A composição da faixa teve inspiração em um específico episódio. Em maio de 1969, Renaldo “Obie” Benson, líder dos Four Tops, estava preso em um engarrafamento em São Francisco, na Califórnia, quando se deparou com um grupo de jovens negros sendo espancado por policiais brancos. Reza a lenda de que ele teria saído de seu carro e bradado: “Por que estão espancando estes meninos? O que eles fizeram? O que está acontecendo?”.

O embate com Gordy citado no início deste texto se deu porque o manda-chuva da gravadora de Detroit não queria que o cantor enveredasse pelo caminho das músicas de protesto porque não enxergava nas mesmas um real potencial de vendas. “Marvin, por que quer destruir sua carreira desta maneira?”, chegou a perguntar. Parecia que o sonho de lançar uma canção de protesto e, consequentemente, um álbum inteiro sobre este tema chegaria ao fim. Chegaria, se Marvin não tivesse, naquele momento, o melhor “advogado” que poderia ter para convencer Gordy: o produtor e compositor Smokey Robinson, braço-direito do chefão da gravadora.

Em seu livro de memórias Smokey: Inside My Life, lançado em 1989, a lenda da soul music relata que pessoalmente peitou o chefão da gravadora em favor de Marvin: “Berry, esta canção é brilhante! Eu mesmo ouvi o arranjo. Não lançá-la será um dos maiores erros de sua existência”. Convencido a novamente ouvir o single, Gordy duramente criticou seu arranjo. “Essa coisa meio Dizzy Gillespie já está ultrapassada!
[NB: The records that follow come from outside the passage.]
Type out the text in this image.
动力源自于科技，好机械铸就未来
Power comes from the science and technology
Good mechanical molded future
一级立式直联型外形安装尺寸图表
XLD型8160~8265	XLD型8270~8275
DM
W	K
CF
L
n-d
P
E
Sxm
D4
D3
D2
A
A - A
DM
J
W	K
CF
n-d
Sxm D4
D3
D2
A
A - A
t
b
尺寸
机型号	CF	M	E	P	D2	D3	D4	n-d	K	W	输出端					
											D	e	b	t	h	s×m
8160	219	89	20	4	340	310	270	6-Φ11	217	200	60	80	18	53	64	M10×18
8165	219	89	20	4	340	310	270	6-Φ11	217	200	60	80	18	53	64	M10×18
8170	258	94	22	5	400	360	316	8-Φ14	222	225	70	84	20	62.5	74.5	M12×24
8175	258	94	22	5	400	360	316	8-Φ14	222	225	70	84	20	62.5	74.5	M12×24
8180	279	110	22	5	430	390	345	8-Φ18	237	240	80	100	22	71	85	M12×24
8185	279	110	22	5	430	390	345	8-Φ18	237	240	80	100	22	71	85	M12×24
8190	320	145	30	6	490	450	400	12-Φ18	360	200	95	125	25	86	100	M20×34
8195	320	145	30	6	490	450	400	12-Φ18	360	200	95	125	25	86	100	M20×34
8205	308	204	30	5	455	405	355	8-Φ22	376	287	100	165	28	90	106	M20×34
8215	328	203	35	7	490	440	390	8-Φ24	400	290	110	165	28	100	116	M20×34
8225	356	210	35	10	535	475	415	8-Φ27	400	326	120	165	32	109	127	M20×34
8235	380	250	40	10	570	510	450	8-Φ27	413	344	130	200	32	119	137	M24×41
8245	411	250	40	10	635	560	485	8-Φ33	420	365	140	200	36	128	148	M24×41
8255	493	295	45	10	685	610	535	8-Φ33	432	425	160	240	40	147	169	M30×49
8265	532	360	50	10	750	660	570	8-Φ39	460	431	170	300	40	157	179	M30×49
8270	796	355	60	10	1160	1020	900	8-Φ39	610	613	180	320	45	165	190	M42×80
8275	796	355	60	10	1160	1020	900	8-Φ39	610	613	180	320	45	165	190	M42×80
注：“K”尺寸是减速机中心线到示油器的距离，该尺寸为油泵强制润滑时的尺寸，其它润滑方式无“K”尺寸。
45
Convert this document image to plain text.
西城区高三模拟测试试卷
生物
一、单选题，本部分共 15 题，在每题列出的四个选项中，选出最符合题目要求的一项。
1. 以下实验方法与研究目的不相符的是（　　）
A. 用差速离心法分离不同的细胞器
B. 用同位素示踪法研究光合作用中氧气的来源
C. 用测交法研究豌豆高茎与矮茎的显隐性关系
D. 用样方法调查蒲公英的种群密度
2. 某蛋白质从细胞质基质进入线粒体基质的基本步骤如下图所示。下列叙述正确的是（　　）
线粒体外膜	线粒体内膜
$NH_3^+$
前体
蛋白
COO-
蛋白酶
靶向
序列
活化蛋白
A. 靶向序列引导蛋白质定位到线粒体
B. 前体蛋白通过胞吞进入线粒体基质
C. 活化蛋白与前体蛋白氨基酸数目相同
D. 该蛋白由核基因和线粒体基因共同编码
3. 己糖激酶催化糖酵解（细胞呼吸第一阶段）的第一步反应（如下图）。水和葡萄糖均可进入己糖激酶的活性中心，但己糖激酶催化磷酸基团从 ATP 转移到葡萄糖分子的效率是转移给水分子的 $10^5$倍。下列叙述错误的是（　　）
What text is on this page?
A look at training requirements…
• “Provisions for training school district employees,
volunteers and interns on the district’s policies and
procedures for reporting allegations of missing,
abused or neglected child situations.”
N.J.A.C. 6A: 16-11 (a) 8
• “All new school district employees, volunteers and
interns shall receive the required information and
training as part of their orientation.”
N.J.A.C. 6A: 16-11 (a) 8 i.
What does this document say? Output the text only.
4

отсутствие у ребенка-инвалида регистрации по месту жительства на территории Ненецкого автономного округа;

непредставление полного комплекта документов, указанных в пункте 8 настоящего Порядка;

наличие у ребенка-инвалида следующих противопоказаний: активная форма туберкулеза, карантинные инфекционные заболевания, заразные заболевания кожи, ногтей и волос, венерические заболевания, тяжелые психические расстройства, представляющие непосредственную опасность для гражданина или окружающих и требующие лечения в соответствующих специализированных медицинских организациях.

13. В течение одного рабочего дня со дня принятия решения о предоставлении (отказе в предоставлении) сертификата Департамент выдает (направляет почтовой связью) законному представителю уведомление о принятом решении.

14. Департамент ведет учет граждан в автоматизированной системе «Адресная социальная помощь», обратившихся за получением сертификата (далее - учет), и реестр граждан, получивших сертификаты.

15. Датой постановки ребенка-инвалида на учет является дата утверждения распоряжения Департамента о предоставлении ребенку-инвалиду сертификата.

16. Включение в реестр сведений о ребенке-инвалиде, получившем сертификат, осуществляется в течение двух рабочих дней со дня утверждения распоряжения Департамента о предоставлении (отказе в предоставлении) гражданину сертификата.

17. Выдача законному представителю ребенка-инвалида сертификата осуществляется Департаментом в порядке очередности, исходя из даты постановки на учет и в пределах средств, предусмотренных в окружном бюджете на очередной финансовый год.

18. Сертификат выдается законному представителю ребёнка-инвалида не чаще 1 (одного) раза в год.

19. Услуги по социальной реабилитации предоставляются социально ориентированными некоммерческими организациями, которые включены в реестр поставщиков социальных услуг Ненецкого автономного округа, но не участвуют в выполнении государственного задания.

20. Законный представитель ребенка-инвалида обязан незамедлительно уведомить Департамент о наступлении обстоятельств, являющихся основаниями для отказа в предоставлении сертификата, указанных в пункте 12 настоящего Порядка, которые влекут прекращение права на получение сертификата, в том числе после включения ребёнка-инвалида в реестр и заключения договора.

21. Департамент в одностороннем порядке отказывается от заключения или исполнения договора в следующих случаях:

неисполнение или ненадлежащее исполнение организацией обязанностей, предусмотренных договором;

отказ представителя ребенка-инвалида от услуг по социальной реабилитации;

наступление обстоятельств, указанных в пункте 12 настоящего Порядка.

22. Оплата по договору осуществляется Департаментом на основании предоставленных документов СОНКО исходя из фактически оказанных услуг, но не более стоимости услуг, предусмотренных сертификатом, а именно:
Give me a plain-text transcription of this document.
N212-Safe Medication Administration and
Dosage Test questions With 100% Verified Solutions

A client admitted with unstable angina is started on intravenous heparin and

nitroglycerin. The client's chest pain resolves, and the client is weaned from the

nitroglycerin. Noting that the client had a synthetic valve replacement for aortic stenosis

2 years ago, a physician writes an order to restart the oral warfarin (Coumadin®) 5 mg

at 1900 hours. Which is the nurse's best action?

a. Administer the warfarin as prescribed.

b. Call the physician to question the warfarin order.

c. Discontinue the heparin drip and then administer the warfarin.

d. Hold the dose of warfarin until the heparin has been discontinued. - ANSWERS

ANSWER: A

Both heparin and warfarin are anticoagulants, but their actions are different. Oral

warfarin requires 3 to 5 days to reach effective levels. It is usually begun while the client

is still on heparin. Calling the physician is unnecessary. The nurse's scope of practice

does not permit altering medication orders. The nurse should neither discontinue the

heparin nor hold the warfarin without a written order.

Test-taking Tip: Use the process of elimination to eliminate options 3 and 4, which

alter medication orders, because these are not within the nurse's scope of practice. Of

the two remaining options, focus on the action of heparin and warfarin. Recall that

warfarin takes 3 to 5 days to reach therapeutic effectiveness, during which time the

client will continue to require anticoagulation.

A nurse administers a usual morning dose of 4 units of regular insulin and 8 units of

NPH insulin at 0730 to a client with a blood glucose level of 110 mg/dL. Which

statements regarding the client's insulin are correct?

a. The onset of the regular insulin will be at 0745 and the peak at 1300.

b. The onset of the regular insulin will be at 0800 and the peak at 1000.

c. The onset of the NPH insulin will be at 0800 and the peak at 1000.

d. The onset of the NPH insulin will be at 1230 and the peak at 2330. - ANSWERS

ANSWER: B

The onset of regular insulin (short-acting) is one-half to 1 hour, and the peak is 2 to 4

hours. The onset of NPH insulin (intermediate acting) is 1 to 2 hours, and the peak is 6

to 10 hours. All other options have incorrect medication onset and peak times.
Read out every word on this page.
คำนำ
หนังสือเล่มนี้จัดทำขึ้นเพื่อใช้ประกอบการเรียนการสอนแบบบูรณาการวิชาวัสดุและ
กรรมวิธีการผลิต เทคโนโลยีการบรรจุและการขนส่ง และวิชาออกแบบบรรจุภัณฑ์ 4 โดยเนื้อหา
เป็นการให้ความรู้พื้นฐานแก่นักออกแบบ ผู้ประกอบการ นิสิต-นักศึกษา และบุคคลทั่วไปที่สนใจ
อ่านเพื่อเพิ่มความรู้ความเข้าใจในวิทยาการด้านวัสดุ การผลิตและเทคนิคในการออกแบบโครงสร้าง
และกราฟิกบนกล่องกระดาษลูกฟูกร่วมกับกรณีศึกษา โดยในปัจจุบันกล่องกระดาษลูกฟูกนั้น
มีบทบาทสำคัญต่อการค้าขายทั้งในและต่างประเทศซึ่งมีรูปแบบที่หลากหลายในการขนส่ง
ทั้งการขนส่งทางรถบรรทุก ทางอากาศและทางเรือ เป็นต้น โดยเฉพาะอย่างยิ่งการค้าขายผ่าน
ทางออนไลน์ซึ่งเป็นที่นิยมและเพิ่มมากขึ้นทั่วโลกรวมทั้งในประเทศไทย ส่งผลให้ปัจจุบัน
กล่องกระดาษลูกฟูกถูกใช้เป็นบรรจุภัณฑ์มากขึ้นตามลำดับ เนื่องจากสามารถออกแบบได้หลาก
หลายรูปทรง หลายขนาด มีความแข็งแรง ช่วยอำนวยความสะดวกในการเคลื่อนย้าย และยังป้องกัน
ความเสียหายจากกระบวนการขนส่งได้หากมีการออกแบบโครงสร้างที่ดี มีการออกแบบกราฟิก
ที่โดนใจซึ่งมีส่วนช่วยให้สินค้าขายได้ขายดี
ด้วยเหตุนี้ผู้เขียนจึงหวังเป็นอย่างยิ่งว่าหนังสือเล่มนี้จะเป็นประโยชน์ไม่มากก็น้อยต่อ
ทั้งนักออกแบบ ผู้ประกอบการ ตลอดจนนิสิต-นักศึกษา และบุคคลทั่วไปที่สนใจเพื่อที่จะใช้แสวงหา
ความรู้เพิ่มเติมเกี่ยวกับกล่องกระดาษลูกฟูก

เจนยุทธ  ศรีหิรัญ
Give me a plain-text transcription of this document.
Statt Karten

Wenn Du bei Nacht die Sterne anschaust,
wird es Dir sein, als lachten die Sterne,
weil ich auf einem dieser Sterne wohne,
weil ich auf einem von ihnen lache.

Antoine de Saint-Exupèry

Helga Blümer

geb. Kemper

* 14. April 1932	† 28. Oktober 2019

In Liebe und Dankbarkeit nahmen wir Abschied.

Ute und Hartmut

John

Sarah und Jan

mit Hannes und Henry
Não vai vender!”, exclamou, demonstrando toda a sua má vontade em lançar a canção nem que fosse como single. Sete meses de “batalha” depois, finalmente o single “What’s Going On” foi lançado em 17 de Janeiro de 1971. 

A repercussão foi estrondosa. O hino antibelicismo esgotou as 100 mil cópias iniciais de sua prensagem em pouquíssimos dias, Como contra fatos não há argumentos, Gordy foi obrigado a dar o braço a torcer: seu cunhado teria carta branca para a produção de um álbum solo inteiro. Nascia ali a concepção de What’s Going On, o álbum, porém, com uma condição: teria Gordy dito diretamente a Marvin: “você tem 30 dias para me entregar um disco inteiro. Nem um dia a mais!”.

Com o desafio lançado, Marvin enfiou-se no estúdio. Relatos da época dizem que as sessões diárias de gravação atingiam inacreditáveis dezesseis horas. O emocional do cantor, no entanto, estava no buraco. Seu casamento com Anna Gordy, irmã do dono da Motown chegara ao fim, a depressão batia-lhe à porta e ele só tinha uma alternativa para exorcizar seus demônios: trabalhar, trabalhar e trabalhar. Muito!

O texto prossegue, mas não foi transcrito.